Neither could have imagined where they will be Monday night when the Rams face the Tampa Bay Buccaneers at Raymond James Stadium.
Brady, 43, is still playing, leading the Bucs. O’Connell, 35, is the Rams’ offensive coordinator and quarterback whisperer.
O’Connell is wiser for what he learned as a teammate of one of the greats for parts of 2008 and 2009.
“I chose to use it as an opportunity to be seen and not heard, listen to everything, be a sponge,” O’Connell said Friday, referring to his time as a backup to Brady and Matt Cassel, working with Patriots coach Bill Belichick and offensive coordinator Josh McDaniels.
“I really reflect on that time and think back to maybe some things I could have done differently, but I also reflect on that time and (realize) it created a big-time part of who I am from a football identity standpoint.”
O’Connell, drafted in the third round after a late-blooming career at San Diego State, wound up playing behind Cassel after Brady’s knee injury wiped out the 2008 season for the already three-time Super Bowl winner.
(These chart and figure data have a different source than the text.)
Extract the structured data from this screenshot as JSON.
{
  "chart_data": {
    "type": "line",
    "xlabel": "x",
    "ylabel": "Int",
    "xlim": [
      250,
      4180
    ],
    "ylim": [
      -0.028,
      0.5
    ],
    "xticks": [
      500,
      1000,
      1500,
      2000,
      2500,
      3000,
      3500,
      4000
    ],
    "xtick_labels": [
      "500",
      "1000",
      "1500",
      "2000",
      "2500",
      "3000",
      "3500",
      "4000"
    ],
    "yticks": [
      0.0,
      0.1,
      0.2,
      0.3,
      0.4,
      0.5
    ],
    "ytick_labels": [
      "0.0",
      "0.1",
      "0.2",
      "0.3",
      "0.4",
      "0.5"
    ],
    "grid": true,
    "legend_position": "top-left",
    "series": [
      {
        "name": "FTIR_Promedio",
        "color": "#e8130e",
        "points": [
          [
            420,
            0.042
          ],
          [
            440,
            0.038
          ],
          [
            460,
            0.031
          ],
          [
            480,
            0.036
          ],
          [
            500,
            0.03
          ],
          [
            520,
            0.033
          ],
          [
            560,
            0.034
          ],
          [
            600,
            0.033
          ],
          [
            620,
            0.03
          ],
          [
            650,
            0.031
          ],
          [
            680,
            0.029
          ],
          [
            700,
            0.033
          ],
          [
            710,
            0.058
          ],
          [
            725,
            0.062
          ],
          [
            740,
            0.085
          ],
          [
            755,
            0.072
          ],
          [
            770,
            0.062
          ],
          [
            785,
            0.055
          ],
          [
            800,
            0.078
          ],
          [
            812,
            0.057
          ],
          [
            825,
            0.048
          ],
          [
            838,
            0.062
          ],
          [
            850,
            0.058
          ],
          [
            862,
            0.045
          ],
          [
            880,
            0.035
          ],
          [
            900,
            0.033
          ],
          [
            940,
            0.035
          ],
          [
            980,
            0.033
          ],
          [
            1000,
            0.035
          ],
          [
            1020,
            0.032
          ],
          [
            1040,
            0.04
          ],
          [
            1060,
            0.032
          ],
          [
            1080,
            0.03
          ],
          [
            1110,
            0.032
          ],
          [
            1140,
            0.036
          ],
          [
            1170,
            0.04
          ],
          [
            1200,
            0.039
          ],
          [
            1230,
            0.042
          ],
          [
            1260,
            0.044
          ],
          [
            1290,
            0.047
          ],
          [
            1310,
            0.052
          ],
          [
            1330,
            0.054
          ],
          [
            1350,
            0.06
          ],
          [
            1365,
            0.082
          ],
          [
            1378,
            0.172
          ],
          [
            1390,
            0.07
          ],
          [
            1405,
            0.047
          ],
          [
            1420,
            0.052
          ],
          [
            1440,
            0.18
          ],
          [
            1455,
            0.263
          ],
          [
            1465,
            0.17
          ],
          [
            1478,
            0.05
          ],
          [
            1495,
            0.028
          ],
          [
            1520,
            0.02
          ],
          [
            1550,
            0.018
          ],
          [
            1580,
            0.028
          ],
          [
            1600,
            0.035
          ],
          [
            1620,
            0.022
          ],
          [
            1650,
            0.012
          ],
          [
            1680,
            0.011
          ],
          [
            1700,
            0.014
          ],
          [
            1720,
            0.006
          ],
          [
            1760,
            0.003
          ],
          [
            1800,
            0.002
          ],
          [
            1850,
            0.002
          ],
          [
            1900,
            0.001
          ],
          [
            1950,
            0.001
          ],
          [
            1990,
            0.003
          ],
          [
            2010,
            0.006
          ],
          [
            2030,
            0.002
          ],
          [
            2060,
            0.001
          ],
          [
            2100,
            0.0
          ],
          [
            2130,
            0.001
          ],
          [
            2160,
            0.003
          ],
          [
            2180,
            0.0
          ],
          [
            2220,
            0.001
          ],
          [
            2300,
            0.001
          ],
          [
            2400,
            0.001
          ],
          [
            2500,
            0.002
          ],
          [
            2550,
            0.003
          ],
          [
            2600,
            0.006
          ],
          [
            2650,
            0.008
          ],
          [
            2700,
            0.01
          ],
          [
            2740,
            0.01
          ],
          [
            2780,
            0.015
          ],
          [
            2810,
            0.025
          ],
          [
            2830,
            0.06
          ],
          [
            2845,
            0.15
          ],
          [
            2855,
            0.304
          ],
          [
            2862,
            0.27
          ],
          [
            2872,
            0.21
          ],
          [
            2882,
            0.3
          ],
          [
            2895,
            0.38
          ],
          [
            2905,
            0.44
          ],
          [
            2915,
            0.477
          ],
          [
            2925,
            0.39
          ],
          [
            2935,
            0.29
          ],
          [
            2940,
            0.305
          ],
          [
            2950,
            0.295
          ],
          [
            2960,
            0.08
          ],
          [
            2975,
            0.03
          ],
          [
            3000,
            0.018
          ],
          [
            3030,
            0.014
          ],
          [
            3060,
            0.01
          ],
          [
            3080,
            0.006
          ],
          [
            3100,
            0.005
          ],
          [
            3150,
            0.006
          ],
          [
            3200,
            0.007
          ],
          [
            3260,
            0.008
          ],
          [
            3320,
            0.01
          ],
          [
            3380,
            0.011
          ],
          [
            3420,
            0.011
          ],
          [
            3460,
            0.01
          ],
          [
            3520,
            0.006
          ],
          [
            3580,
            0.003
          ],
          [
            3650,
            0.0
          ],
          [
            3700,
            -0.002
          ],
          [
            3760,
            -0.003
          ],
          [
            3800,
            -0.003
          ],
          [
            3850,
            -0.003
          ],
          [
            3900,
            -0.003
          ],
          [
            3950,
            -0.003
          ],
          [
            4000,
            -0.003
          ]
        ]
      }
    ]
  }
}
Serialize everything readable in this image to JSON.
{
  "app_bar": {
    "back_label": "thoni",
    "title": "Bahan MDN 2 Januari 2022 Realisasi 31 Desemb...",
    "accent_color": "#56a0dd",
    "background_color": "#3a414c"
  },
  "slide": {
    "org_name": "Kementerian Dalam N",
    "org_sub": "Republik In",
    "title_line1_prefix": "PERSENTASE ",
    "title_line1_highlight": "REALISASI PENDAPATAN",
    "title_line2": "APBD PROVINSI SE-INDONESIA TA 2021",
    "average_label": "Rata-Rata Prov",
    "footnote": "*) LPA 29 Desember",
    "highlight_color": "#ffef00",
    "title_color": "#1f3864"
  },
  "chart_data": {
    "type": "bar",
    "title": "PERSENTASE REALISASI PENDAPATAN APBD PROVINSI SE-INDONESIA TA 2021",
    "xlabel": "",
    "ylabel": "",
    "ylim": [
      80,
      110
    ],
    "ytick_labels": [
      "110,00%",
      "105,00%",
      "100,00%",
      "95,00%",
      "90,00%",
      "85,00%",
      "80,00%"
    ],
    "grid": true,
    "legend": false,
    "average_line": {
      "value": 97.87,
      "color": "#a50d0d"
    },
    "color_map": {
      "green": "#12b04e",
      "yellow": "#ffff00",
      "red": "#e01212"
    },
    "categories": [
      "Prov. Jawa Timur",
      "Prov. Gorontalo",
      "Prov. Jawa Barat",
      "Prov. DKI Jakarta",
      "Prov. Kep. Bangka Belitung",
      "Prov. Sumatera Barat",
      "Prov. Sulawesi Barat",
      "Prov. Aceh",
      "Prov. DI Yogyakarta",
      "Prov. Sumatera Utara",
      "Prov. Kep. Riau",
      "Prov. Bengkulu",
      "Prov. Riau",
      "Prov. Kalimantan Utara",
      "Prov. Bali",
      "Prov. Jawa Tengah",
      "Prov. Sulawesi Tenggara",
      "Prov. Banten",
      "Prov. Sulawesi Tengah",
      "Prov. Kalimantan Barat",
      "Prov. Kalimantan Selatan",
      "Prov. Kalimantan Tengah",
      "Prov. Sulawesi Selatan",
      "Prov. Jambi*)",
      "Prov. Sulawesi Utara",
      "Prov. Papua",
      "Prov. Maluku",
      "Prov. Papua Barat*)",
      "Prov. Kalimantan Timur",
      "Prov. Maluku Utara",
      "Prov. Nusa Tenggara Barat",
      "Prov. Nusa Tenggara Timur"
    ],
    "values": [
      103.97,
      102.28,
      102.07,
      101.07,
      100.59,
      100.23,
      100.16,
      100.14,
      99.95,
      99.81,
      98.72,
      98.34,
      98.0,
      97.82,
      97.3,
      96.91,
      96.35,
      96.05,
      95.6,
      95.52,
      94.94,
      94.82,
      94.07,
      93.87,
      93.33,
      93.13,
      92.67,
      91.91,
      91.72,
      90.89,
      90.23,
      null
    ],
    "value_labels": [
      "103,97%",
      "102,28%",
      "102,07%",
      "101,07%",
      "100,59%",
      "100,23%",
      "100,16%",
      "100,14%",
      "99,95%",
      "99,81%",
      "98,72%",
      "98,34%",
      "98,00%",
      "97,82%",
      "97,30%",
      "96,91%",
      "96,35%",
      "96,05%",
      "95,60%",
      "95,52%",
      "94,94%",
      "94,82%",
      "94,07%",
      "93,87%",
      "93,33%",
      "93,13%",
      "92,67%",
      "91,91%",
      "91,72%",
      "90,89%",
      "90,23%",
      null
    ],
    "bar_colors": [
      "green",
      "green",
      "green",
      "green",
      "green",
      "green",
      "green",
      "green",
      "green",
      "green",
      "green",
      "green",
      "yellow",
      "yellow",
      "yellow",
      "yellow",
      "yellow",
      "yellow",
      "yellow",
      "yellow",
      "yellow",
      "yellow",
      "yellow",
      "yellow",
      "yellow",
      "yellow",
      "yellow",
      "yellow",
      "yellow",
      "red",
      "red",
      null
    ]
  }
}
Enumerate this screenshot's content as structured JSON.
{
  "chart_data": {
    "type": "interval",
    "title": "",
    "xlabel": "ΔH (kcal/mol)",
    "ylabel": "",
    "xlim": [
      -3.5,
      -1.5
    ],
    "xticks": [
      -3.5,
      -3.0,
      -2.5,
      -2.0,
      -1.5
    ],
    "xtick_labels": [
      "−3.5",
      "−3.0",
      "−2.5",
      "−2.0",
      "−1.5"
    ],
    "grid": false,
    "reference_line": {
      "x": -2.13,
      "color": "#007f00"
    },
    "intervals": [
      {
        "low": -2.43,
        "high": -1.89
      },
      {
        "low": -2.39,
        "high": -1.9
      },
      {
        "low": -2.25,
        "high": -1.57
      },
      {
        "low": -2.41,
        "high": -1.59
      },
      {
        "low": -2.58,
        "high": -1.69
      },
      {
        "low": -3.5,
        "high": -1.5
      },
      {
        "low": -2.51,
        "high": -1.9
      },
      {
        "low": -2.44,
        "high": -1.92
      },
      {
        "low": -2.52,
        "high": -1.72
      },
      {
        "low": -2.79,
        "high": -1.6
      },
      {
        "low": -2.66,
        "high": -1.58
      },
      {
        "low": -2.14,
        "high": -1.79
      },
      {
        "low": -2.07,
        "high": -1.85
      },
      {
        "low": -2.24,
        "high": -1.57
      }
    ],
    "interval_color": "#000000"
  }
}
His six passes (four complete) late in a blowout win and a loss ended up being the only official action of his career. The Pats released O’Connell before the 2009 season, a surprise. He tried but failed to stick with four more NFL teams before taking up coaching.
Brady was a living textbook on how to be a pro quarterback.
That’s part of the knowledge that O’Connell tries to pass along to Rams quarterback Jared Goff, even if the coach doesn’t explicitly say, “Tom Brady did it this way and you should too.”
“There’s so many things that you can take away from watching somebody who plays at that level,” O’Connell said after practice. “It could be something as little as the nuances of (reading) coverages. Maybe it’s a footwork thing, an aspect of playing with the proper balance and pocket presence, of being able to play with a quieted lower half in the pocket.
“Although he (Brady) may not be a super-mobile guy – he probably would be the first one to tell you that – he’s probably as elite as anybody within the pocket and being able to move within the pocket and still maintain a full-field progression (looking for receivers).”
The fact that Brady is playing in his 21st season and pursuing his seventh Super Bowl ring with his second franchise, while O’Connell already is in his sixth year of NFL coaching with his fourth franchise, is amazing and amusing. Typically, O’Connell draws a lesson from it.
“I don’t think people talk enough about the work it takes to constantly stay prepared to play at such a high level,” O’Connell said of Brady’s longevity. “Just the overall attention to detail with which he plays the position.